秋の政治決戦10日公示 自民・希望の対決軸

 第48回衆院選が連休明けの10日、公示される。森友・加計学園を巡る疑惑で支持率が下落した安倍政権が打って出た突然の解散劇は、小池百合子東京都知事率いる希望の党の誕生、野党第一党・民進党の分裂へと展開し、与党の自民・公明の対抗馬に希望が急浮上。県内選挙区でも自民と希望が対決し、日本維新の会、市民連合わかやまの支持を受ける共産党を含めた混戦模様となっている。22日の投開票に向け熱い選挙戦が始まる。

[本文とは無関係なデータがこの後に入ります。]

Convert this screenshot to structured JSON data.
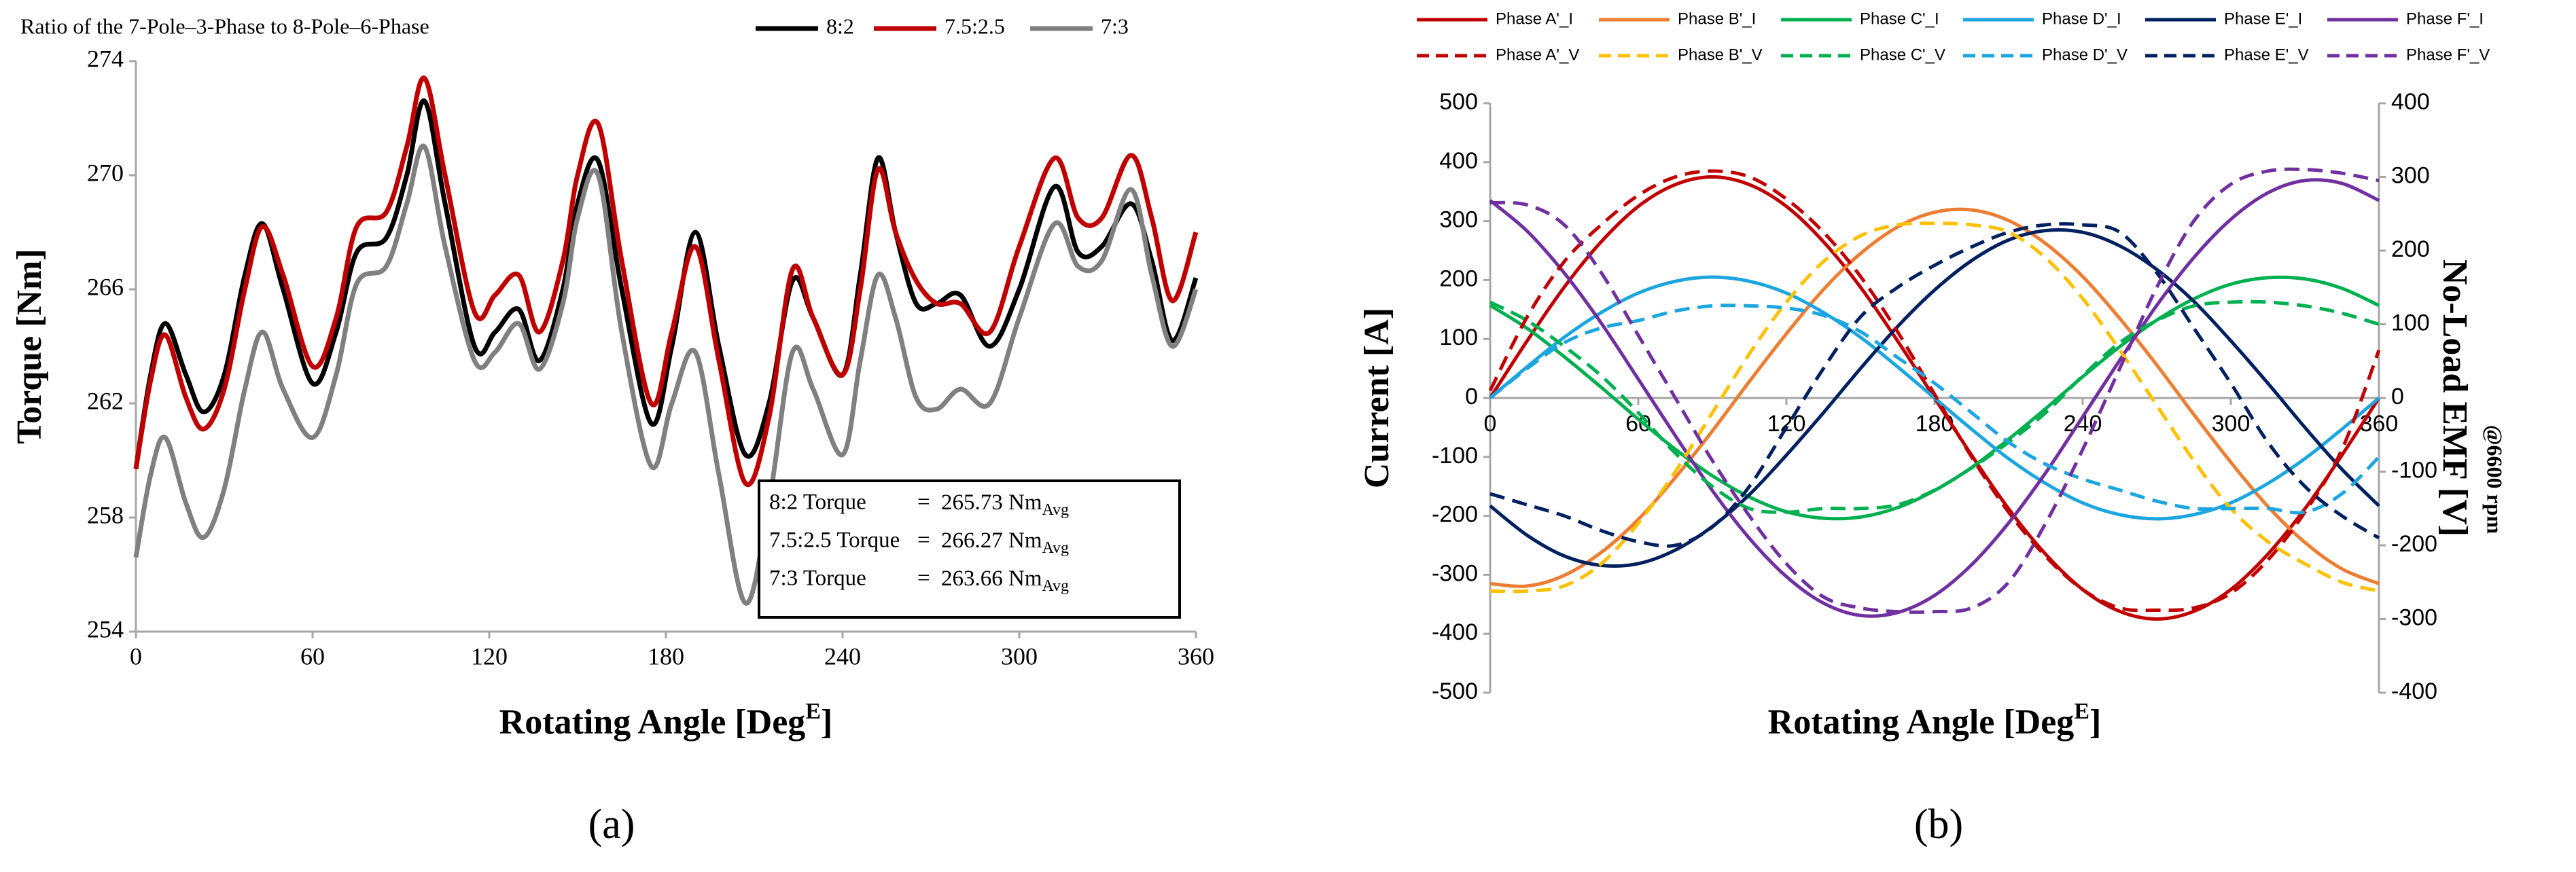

 県内3小選挙区に立候補予定の顔ぶれは、1区が希望前職・岸本周平氏(61)、自民前職・門博文氏(52)、共産新人・原矢寸久氏(65)、2区は自民前職・石田真敏氏(65)、希望新人・坂田隆徳氏(38)、共産新人・下村雅洋氏(62)、維新新人・栄隆則氏(53)、3区は自民前職・二階俊博氏(78)、共産新人・楠本文郎氏(63)の各氏。本紙エリアの1、2区各陣営のこれまでの戦いを追った。

1区
 岸本氏は3日に希望の公認が決定した。街頭に立つ従来の活動スタイルを軸に、ミニ集会などを開きながら支持を訴えている。街頭では聴衆から希望への合流について質問が飛ぶことは少ないとし、金融政策の改革、対話と圧力を組み合わせた対北朝鮮外交などの主張を展開し、有権者にアピールしている。

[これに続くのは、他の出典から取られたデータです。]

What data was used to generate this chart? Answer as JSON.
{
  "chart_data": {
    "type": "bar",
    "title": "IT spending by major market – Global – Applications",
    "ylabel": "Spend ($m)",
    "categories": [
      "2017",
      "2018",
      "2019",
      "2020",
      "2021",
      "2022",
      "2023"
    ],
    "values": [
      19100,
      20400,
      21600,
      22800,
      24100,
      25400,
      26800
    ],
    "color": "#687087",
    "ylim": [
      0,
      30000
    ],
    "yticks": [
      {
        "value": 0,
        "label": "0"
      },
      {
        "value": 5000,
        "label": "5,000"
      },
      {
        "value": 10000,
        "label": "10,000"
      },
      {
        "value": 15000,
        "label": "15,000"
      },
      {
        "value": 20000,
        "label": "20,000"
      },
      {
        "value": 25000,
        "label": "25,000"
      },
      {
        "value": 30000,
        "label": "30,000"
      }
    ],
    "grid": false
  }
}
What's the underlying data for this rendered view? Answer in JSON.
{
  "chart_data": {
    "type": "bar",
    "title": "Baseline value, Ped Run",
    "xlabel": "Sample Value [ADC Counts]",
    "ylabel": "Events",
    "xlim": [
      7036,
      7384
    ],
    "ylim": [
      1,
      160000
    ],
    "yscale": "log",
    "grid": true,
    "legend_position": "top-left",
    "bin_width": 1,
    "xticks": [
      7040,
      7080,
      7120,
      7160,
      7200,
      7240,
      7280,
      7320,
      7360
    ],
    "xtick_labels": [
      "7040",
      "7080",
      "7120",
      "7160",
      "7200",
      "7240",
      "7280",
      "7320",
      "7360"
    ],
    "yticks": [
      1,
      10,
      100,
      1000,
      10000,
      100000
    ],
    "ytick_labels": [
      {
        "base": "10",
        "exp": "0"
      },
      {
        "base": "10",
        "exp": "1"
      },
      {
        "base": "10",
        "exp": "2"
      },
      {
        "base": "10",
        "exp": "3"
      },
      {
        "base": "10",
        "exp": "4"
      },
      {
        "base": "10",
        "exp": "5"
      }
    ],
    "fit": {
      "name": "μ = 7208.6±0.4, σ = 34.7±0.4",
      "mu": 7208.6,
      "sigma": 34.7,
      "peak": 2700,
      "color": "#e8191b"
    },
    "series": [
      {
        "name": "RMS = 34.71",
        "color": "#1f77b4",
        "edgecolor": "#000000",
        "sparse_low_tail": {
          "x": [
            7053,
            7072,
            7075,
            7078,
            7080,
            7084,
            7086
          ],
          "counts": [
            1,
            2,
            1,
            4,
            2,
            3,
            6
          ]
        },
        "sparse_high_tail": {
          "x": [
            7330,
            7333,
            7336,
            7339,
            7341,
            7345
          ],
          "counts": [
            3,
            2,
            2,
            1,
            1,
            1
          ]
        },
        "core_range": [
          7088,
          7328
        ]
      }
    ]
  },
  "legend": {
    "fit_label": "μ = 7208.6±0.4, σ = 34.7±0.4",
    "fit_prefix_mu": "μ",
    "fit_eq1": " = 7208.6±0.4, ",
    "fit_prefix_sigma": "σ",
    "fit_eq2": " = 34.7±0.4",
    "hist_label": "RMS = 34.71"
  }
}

 門氏は市内各地で10人程度の地域住民とミニ集会を連日開催。地元の発展に尽くす姿勢を強調し、与党の実績を前面に押し出す。自民県連の役員は「過去2回連続で小選挙区で敗れており、追い掛ける立場。岸本氏は大きな政治的失敗がない。こちらは積極的に動いていく」と危機感をのぞかせる。

 原氏は和歌山市内各地で街頭演説。岸本氏が憲法改正や安保法制を支持する希望へ合流したことから、立憲野党の立場をより鮮明にし、憲法9条改正阻止や安保法制廃止など他党との主張の違いを強調する。

2区
 石田氏は衆議院解散日の夕方に地元入り。解散前は政務が忙しく、活動はやや遅れたが、あいさつ回りや街頭演説をこなし、有権者の目と耳にふれる活動を展開。陣営は揺れ動く選挙区の情勢を踏まえ「あまり意識せず実直に精いっぱいやるだけ」と話す。

 坂田氏は選挙区内全地域に足を運び、希望への合流の経緯について支援者への説明に奔走。朝の辻立ちや街頭演説は欠かさず「支援者からは公認が決まり安心したとの声を頂き、今後の変化について質問も多かった」と前向きに話す。

 下村氏は1週間で橋本市から有田市にかけて約50回の街頭演説や支持者訪問を実行。期待感の広がりを感じるとし、「自民の支持者が共産に傾いてきている」との手応えを語る。

 6日に立候補を表明したばかりの栄氏は、事務所や街宣カーの確保などから準備を急いでいる。